Photo by Charley Myers

Important bills backed by Grassroot — including a big tax cut — received legislative approval and now go to Gov. Josh Green

The Hawaii State Legislature formally concludes its 2024 session today, having passed a flurry of bills supported by the Grassroot Institute of Hawaii that aim to lower taxes, remove red tape for housing and improve healthcare access.

Perhaps most important — and sure to be signed by Gov. Josh Green since it was his idea — was HB2404, aka the Green Affordability Plan 2.0, which garnered unanimous support in both the House and Senate.

House Finance Committee Chairman Kyle Yamashita said it will be the biggest tax cut in state history, and the state Department of Taxation issued figures showing that by 2031, it will lower the taxes of a median-income family of four by 69%.

One of the most highly debated of the bills was SB3202, intended to provide more affordable housing options. If signed by Green, it will require the counties to allow at least two accessory dwelling units on all qualifying residential lots.

After facing late but stiff opposition from NIMBY (not in my backyard) forces, the bill cleared the necessary legislative hurdles, passing the House by a narrow margin of 29 to 22 and the Senate 16 to 9.

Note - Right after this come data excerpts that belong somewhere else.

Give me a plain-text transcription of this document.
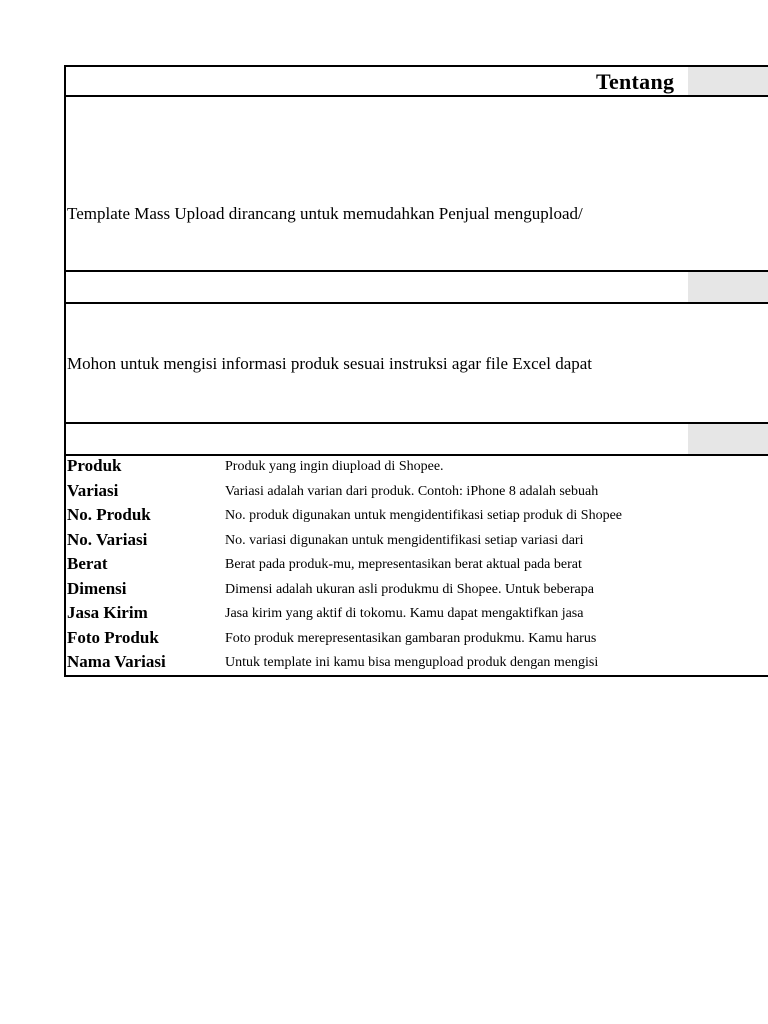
Tentang
Template Mass Upload dirancang untuk memudahkan Penjual mengupload/
Mohon untuk mengisi informasi produk sesuai instruksi agar file Excel dapat
Produk	Produk yang ingin diupload di Shopee.
Variasi	Variasi adalah varian dari produk. Contoh: iPhone 8 adalah sebuah
No. Produk	No. produk digunakan untuk mengidentifikasi setiap produk di Shopee
No. Variasi	No. variasi digunakan untuk mengidentifikasi setiap variasi dari
Berat	Berat pada produk-mu, mepresentasikan berat aktual pada berat
Dimensi	Dimensi adalah ukuran asli produkmu di Shopee. Untuk beberapa
Jasa Kirim	Jasa kirim yang aktif di tokomu. Kamu dapat mengaktifkan jasa
Foto Produk	Foto produk merepresentasikan gambaran produkmu. Kamu harus
Nama Variasi	Untuk template ini kamu bisa mengupload produk dengan mengisi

A housing bill that everybody endorsed was HB2090, which stands to remove bureaucratic red tape for mixed-use and adaptive-reuse housing projects. This measure, which also gained unanimous approval in both chambers, is poised to expedite development projects, offering immediate relief to initiatives waiting for the proper permits and approvals.

Henry Honorof, director of the national pro-housing group Welcoming Neighbors Network, said in an email to Grassroot and other local groups that these two measures are likely the first major pro-housing zoning reform bills passed by state legislators in the country this year.

Another bill unanimously approved Wednesday was SB1035, which aims to exempt private practice doctors and dentists from paying the state general excise tax on care covered by Medicaid, Medicare and TRICARE — a great victory for improving healthcare access in the islands.

Lawmakers also passed SB63, which would grant temporary six-month licensure to nurses looking to move to Hawaii, and which also would bolster Hawaii’s healthcare access.

Numerous individuals, groups and organizations were instrumental in getting many of these bills across the finish line — including the many lawmakers who demonstrated their commitment to addressing some of the most pressing challenges facing the state and removing barriers to Hawaii’s prosperity.

Green has until July 10 to approve or veto these bills. Anything he doesn’t sign or veto by that date will automatically become law.